How Many Jelly Beans? A Giant Book of Giant Numbers by Andrea Menotti with illustrations by Yancey Labat

How Many Jelly Beans? is the Sneaky Chef of picture books, but instead of hiding vegetables in kid friendly foods, Andrea Menotti and illustrator Yancey Labat (illustrator of the superb Worst Case Scenario Ultimate Adventure Series of choose-your-own adventure books by David Borgenicht) have hidden math facts inside of a brilliantly colored, candy coated story about two siblings trying to out do each other. This husband and wife duo have created the candy version of a picture book with their oversized, brightly colored book that also has a giant fold-out poster at the end that has one million jelly beans on it. Amazing!

Menotti's story is a simple one. Siblings Emma and Aiden are offered jelly beans. "How many jelly beans would you like, Emma?" is the gun that goes off at the start of the race. Emma asks for ten jelly beans. Aiden asks for twenty.

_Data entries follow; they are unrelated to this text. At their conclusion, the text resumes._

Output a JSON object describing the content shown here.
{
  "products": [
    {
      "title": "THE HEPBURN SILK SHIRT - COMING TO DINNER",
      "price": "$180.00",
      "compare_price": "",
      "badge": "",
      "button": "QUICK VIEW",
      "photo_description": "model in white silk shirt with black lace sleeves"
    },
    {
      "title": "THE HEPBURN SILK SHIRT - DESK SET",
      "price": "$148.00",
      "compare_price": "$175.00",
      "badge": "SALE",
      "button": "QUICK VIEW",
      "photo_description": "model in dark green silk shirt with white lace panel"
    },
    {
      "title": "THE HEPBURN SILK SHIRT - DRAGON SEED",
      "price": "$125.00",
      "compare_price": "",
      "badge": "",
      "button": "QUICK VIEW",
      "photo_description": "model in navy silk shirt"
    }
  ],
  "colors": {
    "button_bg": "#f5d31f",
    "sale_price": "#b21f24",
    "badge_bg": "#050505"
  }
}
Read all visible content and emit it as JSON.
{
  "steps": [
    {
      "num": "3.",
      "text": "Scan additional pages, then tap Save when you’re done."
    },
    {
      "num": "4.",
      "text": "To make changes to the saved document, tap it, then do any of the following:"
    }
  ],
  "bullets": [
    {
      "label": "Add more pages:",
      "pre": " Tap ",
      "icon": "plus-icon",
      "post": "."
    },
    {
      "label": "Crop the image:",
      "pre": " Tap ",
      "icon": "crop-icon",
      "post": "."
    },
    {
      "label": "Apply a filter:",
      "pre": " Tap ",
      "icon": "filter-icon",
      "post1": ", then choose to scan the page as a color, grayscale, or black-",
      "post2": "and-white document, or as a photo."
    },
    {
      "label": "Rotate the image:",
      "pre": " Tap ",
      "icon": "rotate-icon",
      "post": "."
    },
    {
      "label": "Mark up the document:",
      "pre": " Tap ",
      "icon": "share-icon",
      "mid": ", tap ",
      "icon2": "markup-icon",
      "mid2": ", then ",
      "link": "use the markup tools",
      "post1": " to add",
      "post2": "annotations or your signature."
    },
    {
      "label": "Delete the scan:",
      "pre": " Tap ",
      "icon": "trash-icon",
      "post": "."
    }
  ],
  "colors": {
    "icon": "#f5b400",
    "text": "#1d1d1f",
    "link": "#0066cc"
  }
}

Murphy the dog takes a quiet interest in the battle as it escalates.

Very quickly the siblings are looking at 500 jelly beans, Emma insisting that Aiden cannot eat that many. When Aidan insists he can eat 1,000 jelly beans in a year Labat presents a wonderful spread with calendar pages for each month of the year, each day having two or three jelly beans in its box. Another fantastic illustration is Emma on her bed with 5,000 jelly beans covering her bedspread. One of the delightfully sneaky things that Menotti and Labat do in How Many Jelly Beans? that makes this book so enjoyable is to present the rising quantities of jelly beans in interesting settings.
They even manage to make 10,000 and then 100,000 jelly beans spread across a page interesting, especially when Aiden says, "If I had a hundred thousand jelly beans I'd choose . . . 5,000 blueberry, 10,000 watermellon, 2,000 cherry, 25,000 orange, 50,000 grape, 4,999 strawberry and 1 lemon." The final fold-out page of How Many Jelly Beans? finds the siblings thinking that 1,000,000 jelly beans are "probably too many." To that, Murphy responds, "Speak for yourself." One thing I'm sure of, there can never be enough books like How Many Jelly Beans? 

How Many Jelly Beans? is also reviewed at fuse #8 and 100 Scope Notes.